Nightmare Alley has proved a box office bomb, just like the 1947 version, which tanked partly because pretty-boy lead Tyrone Power sought to shatter his nice-guy image by playing a lowlife, which only repelled audiences. It seems like 21st-century audiences are having a similar reaction to Cooper’s casting as a creep. That’s where the similarities between the two films end.

Director Edmund Goulding gave his Nightmare Alley a raw, tightly wound intensity, leaving the viewer feeling truly hellbound. Its portrayal of broken-down carny mentalist Pete remains one of the most terrifying depictions of chronic alcoholism in film history.

Del Toro, however, revels in silly excess. Hideous gore provides periodic sophomoric shocks. The film is totally humorless, and all style without substance. The camera roves needlessly, and the cast always seems to be lit with green gels. The film’s costume design and art direction are solid, but the sets become a distraction. One sequence takes place in an overwrought carny funhouse simply because Del Toro obviously thought it looked cool. Lilith’s office is an Art Deco stunner, but its visual splendor upstages Cooper and Blanchett.

As for the cast, Cooper is wrong for Stanton, and shows little of the cynical hardness that Power radiated. In interviews, Del Toro has derided superficial clichés that people generally associate with film noir style. But his film is devoid of any dark ambiance­—Blanchett lays her hokey femme fatale act on as cartoonishly as Carol Burnett impersonating Barbara Stanwyck.

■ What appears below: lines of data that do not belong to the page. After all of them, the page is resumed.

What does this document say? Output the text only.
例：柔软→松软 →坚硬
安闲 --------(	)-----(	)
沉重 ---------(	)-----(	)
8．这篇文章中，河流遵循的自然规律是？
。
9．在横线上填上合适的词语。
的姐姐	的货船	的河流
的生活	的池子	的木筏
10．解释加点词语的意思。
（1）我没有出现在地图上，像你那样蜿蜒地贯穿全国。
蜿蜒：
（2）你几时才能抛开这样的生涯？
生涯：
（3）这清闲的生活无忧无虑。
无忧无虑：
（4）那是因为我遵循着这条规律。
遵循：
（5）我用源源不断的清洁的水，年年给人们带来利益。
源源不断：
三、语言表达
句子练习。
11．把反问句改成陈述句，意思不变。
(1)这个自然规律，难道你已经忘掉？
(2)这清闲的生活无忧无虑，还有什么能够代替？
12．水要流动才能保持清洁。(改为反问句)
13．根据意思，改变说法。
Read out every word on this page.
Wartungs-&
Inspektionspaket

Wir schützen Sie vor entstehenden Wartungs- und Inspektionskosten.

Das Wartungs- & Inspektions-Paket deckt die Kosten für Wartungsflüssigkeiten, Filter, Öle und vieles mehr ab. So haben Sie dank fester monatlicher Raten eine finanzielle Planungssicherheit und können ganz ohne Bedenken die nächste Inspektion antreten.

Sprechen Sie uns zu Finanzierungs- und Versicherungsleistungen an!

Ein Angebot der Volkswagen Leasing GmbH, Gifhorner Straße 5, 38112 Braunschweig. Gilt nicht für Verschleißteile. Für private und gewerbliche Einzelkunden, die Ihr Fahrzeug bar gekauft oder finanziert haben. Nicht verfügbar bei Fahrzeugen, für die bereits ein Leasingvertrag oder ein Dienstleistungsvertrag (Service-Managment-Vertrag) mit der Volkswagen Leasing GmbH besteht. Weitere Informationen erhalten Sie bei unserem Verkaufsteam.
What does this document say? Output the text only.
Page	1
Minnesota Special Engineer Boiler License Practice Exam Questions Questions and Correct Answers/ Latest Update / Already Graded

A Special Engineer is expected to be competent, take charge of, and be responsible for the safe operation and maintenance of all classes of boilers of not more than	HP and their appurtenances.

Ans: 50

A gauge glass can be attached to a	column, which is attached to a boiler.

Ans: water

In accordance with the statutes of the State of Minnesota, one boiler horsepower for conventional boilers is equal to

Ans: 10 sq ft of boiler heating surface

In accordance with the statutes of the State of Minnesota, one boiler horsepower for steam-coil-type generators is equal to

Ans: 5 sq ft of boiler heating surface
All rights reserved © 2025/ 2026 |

The supporting cast is better: Mara, Ron Perlman, and Willem Dafoe are standouts.

As with all his films, Del Toro gets derivative, and here he references everything from Andrew Wyeth’s “Christina’s World” to Tales from the Crypt comics. An avowed fan of director Tod Browning, Del Toro lifts a memorable “spider girl” act from Browning’s The Show and aims to emulate Browning’s classic Freaks. Browning, however, actually drew on his own firsthand experiences working as a carny. Del Toro is merely referencing other people’s work—a kind of lame reality-twice-removed. Del Toro and co-screenwriter Kim Morgan affect authenticity by casually tossing in period slang like “blind pig” (a speakeasy), yet undo any genuine-sounding dialogue with anachronistic terms like “daddy issues.”

The seedy world of carnivals is deeply fascinating material, but here it’s just tedious. Like an actual carny, this Nightmare Alley is all a façade, as phony as a midway barker’s pitch. Although it’s not nearly as bad as Del Toro’s earlier remake of Don’t Be Afraid of the Dark, it’s just as unwelcome. Skip this and see the far superior original.